While completing her MBA, Hadley met and married her husband, Kelly, and their daughter was born three years later, one week after she graduated. Hadley planned to continue working, but when her daughter’s day care forgot to feed her for an entire day, she knew she couldn’t leave Savannah there again.
When she resigned from her job to care for Savannah, her supervisor suggested that she contact JBU about part-time teaching opportunities. At age 27, Hadley started teaching evening business classes for JBU’s Fort Smith Center. She taught as an adjunct for eight years, moving to Northwest Arkansas midway through when Kelly’s work relocated them.
In 2004, with their two kids in school, Hadley joined JBU full time as the organizational management program director. She held faculty positions before becoming vice president for finance and administration and chief financial officer in 2009, eventually earning her doctorate in marketing in 2016. In 2020, she was named Arkansas Business’ Education CFO of the Year, and in 2022, JBU President Chip Pollard promoted Hadley to vice president and chief operating officer.
Today, as executive vice president, Hadley leads the operational aspects of JBU, including finance, facilities, technology, enrollment, marketing, athletics and the university-owned radio station.
When asked about her most personally meaningful JBU contribution, Hadley pointed to the university’s partnership with Sunshine Montessori School. After hearing employees’ struggles with local day care shortages and knowing from her own experiences the critical importance of good care, she championed converting a recently vacated JBU building into an infant and toddler care facility. JBU offered Sunshine Montessori a reasonable lease rate in exchange for priority enrollment for employees’ children.
It’s this kind of problem-solving that Hadley says uses her creative aptitude.
“I enjoy pulling a group of people together to collaborate in creatively resolving issues or improving operations to benefit our students, faculty and staff,” Hadley said.
Hadley believes that JBU is an excellent place for first-generation students because of the caring faculty and staff.
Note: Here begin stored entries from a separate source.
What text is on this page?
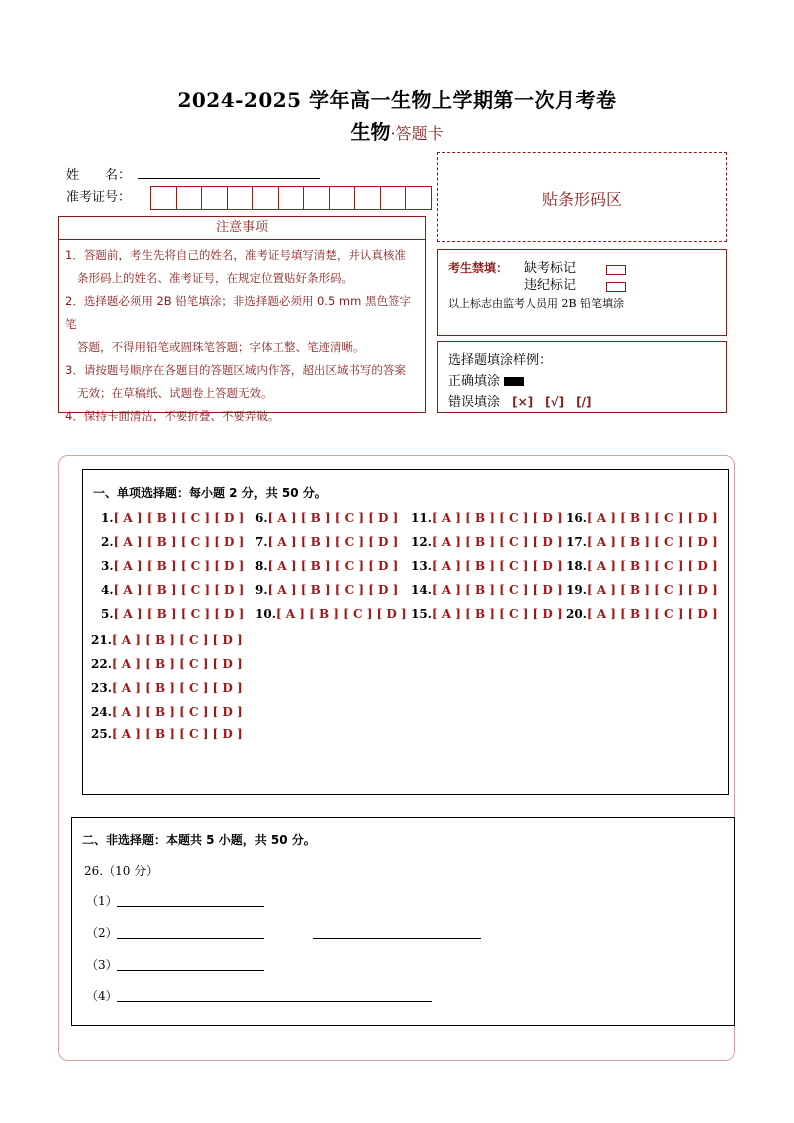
2024-2025 学年高一生物上学期第一次月考卷
生物·答题卡
姓　　名：
准考证号：	贴条形码区
注意事项
1．答题前，考生先将自己的姓名，准考证号填写清楚，并认真核准
条形码上的姓名、准考证号，在规定位置贴好条形码。
2．选择题必须用 2B 铅笔填涂；非选择题必须用 0.5 mm 黑色签字笔
答题，不得用铅笔或圆珠笔答题；字体工整、笔迹清晰。
3．请按题号顺序在各题目的答题区域内作答，超出区域书写的答案
无效；在草稿纸、试题卷上答题无效。
4．保持卡面清洁，不要折叠、不要弄破。
考生禁填： 缺考标记
违纪标记
以上标志由监考人员用 2B 铅笔填涂
选择题填涂样例：
正确填涂
错误填涂 [×]　[√]　[/]
一、单项选择题：每小题 2 分，共 50 分。
1.[ A ] [ B ] [ C ] [ D ]
2.[ A ] [ B ] [ C ] [ D ]
3.[ A ] [ B ] [ C ] [ D ]
4.[ A ] [ B ] [ C ] [ D ]
5.[ A ] [ B ] [ C ] [ D ]
6.[ A ] [ B ] [ C ] [ D ]
7.[ A ] [ B ] [ C ] [ D ]
8.[ A ] [ B ] [ C ] [ D ]
9.[ A ] [ B ] [ C ] [ D ]
10.[ A ] [ B ] [ C ] [ D ]
11.[ A ] [ B ] [ C ] [ D ]
12.[ A ] [ B ] [ C ] [ D ]
13.[ A ] [ B ] [ C ] [ D ]
14.[ A ] [ B ] [ C ] [ D ]
15.[ A ] [ B ] [ C ] [ D ]
16.[ A ] [ B ] [ C ] [ D ]
17.[ A ] [ B ] [ C ] [ D ]
18.[ A ] [ B ] [ C ] [ D ]
19.[ A ] [ B ] [ C ] [ D ]
20.[ A ] [ B ] [ C ] [ D ]
21.[ A ] [ B ] [ C ] [ D ]
22.[ A ] [ B ] [ C ] [ D ]
23.[ A ] [ B ] [ C ] [ D ]
24.[ A ] [ B ] [ C ] [ D ]
25.[ A ] [ B ] [ C ] [ D ]
二、非选择题：本题共 5 小题，共 50 分。
26.（10 分）
（1）
（2）
（3）
（4）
“Students are not just a number. Our staff and faculty invest their lives in helping students navigate the college experience,” Hadley said.
She doesn’t have any regrets about not pursuing fashion design and loves her job.
“University administration is not what I imagined or dreamed of, but I sought the Lord at each juncture, so I know it’s the path he had for me,” Hadley said. “I’m energized by the work we do at JBU.”